Now we’ll begin working with fineSTRUCTURE version 2. On the cloud, you can run this program from the command line by typing “fs
“. There is also a launcher for the fineSTRUCTURE GUI on the desktop. The data files for this activity can be found in ~/wpsg_2016/activities/fineSTRUCTURE
fineSTRUCTURE performs three steps.
(i) It estimates parameters of a “chromosome painting” Hidden Markov Model.
(ii) It paints each of the chromosomes as a mosaic of each of the others.
(iii) It uses a summary of the painting, the “coancestry matrix”, in order to divide the sample into populations.
fineSTRUCTURE takes three inputs.
(i) 46hpyloriHaplotypes.phase
is the genetic data from the 46 strains in PHASE format. Note that H. pylori is haploid.
(ii) hpyloriUnifRecMap.rcomb
is a file giving the genetic distance between the SNPs in the genome. Since there is no genetic map for H. pylori, this is simply the physical distance between SNPs in the reference genome.
(iii) 46hpyloristrains.id
is a file giving the names of each strain. It can also be used to set a flag as to whether the strain should be used in the analysis.
The command we will use to run version 2 of fineSTRUCTURE (fs-2.0.7) is:
fs hpyloriproject1.cp -n -phasefiles 46hpyloriHaplotypes.phase -recombfiles hpyloriUnifRecMap.rcomb -idfile 46hpyloristrains.id -ploidy 1 -go
hyploriproject1.cp
is the file that records the details of the fineSTRUCTURE runs, with intermediate files being written into the directory hpyloriproject1
.
“-n” indicates that a previous settings file (if there is one) should be overwritten.
“-ploidy 1” indicates the data is haploid. The default is for the data to be diploid.
“-go” indicates to run through the entire fineSTRUCTURE pipeline.
fs -help
gives an overview of fineSTRUCTURE help and the most basic parameters.
fs -help parameters
gives the parameters and their default values, which we use in this run.
An alternative is to assume all the SNPs are unlinked. This is performed by running the data in the same way, but with the recombination map file omitted. In this case, the data used by the algorithm is very similar to that used by STRUCTURE, PCA and neighbour joining.
fs hpyloriproject.cp -n -phasefiles 46hpyloriHaplotypes.phase -idfile 46hpyloristrains.id -ploidy 1 -go
Questions 4-10
(4) Use the GUI (part of fs version 0.01) to visualize the results. Describe them. Describe the differences between the linked and unlinked results.

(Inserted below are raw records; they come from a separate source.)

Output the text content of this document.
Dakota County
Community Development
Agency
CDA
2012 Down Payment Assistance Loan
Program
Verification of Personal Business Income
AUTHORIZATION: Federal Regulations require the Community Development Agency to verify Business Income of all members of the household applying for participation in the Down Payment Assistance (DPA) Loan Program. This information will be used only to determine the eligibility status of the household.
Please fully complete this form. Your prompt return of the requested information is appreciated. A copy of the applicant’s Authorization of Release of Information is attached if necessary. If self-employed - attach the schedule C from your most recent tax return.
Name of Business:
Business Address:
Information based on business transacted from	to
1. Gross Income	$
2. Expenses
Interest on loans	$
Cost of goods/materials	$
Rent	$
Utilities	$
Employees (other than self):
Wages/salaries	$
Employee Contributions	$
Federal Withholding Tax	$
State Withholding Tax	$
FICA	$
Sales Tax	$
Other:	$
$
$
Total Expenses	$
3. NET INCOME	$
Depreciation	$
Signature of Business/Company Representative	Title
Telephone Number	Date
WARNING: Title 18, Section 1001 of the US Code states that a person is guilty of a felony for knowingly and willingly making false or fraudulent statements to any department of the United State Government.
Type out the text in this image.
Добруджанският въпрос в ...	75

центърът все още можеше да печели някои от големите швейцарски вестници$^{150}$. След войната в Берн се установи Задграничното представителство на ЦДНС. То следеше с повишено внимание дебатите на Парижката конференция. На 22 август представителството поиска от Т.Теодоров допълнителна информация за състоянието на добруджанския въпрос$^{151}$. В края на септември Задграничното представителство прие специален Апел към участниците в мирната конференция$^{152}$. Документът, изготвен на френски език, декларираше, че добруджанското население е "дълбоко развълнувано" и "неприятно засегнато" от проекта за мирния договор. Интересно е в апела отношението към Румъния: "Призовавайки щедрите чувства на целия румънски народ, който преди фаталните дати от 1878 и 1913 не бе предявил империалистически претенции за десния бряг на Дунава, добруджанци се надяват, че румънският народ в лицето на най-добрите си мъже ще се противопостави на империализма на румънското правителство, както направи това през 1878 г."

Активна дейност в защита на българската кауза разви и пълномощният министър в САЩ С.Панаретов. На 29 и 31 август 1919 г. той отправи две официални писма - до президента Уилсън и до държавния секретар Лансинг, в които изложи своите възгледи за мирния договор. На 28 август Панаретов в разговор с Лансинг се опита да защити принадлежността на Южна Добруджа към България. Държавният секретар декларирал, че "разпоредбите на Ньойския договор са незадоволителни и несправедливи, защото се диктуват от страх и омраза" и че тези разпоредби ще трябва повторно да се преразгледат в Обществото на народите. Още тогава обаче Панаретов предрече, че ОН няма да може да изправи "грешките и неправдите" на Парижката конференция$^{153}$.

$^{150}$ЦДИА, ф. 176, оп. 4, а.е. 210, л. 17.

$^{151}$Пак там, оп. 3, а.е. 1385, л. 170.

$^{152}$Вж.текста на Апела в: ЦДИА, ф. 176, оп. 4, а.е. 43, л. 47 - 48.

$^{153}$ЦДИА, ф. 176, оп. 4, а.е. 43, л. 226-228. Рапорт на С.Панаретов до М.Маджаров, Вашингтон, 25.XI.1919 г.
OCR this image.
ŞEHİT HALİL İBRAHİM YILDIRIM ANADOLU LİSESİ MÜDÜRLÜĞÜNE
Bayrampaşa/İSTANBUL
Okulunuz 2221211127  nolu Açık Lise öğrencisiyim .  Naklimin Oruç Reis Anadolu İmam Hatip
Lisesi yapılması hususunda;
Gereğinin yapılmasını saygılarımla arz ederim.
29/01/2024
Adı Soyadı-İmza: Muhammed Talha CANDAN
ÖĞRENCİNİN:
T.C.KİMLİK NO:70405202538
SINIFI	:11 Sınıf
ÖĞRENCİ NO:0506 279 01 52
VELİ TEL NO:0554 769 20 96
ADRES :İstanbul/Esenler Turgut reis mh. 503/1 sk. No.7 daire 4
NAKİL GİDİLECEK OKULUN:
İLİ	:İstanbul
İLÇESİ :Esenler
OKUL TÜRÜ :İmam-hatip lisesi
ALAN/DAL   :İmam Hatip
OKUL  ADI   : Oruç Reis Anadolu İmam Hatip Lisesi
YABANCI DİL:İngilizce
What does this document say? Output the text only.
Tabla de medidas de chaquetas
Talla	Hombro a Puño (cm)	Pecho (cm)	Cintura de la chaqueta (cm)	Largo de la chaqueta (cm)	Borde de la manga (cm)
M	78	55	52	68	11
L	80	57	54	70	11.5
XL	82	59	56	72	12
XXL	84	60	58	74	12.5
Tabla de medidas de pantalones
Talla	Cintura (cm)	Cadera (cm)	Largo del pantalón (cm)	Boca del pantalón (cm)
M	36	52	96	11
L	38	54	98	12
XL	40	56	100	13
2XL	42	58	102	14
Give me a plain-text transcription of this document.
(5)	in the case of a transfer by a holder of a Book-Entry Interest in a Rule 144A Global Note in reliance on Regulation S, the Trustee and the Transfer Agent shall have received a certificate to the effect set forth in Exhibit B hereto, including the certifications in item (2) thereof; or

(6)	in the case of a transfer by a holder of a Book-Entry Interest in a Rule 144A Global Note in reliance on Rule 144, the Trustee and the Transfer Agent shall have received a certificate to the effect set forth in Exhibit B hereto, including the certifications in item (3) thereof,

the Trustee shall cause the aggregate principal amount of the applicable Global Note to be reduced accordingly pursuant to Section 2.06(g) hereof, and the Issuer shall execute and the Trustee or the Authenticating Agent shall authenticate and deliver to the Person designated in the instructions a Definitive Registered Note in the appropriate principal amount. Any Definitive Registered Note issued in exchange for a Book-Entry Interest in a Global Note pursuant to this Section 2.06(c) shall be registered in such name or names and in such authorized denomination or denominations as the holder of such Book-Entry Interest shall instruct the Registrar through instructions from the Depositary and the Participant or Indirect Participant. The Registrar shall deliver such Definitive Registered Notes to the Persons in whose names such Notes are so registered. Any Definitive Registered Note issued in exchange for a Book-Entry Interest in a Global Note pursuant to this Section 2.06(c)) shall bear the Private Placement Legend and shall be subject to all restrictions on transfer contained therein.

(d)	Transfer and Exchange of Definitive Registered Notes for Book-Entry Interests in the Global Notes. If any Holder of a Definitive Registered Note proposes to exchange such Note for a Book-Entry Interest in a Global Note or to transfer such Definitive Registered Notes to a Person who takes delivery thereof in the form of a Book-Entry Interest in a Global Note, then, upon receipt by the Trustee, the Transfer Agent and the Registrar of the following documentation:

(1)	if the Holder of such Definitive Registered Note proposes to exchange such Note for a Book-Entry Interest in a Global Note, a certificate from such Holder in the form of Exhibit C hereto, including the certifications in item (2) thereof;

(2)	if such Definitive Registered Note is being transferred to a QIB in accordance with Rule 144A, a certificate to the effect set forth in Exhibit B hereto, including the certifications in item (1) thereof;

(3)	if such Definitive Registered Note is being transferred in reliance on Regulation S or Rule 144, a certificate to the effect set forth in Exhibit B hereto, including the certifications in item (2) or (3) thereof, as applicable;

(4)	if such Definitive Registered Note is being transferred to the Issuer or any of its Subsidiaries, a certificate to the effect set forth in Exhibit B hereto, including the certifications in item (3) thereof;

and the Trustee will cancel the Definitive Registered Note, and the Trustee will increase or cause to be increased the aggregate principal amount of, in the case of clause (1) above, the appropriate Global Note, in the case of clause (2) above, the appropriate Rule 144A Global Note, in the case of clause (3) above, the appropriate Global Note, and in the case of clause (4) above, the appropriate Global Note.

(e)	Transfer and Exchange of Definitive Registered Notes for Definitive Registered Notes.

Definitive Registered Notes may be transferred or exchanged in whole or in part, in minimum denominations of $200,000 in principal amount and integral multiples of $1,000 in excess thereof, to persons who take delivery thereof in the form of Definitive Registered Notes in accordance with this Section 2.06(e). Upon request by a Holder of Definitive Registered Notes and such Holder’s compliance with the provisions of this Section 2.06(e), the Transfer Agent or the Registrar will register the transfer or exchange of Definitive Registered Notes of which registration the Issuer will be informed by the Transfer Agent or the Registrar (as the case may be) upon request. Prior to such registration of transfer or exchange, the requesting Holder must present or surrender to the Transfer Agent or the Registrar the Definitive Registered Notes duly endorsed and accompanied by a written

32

Hint, the “change colour scale” function in the GUI can be used to allow a larger proportion of the colour palette variation to fall within regions of the overall range of values that are most informative.
(5) Which population consists of individuals that are not particularly related to each other? How do results like this arise?
(6) Intransitive relationships between populations are a possible signature of admixture; e.g., if pop1 and pop2 have high coancestry with each other and pop1 and pop3 have high coancestry with each other, but pop2 and pop3 do not. One scenario that can explain this pattern is that pop1 and pop2 were sister taxa before pop2 and pop3 admixed with each other. Find three such sets of population triplets in the data.
(7) fineSTRUCTURE infers a large number of populations under both models; why do you think this is?
(8) Now onto the relationship between Otzi and the other samples. What do the coancestry values of Otzi with hpEurope and hpAsia2 isolates tell us about Otzi’s relationships with these samples?
(9) How can your answers to question 8 be reconciled with results from the three other methods above? Describe a single evolutionary hypothesis that explains all the data. Are there any alternatives?
(10) Based on this hypothesis, how might the subtle differences between the linked and unlinked models in the results for Otzi be explained?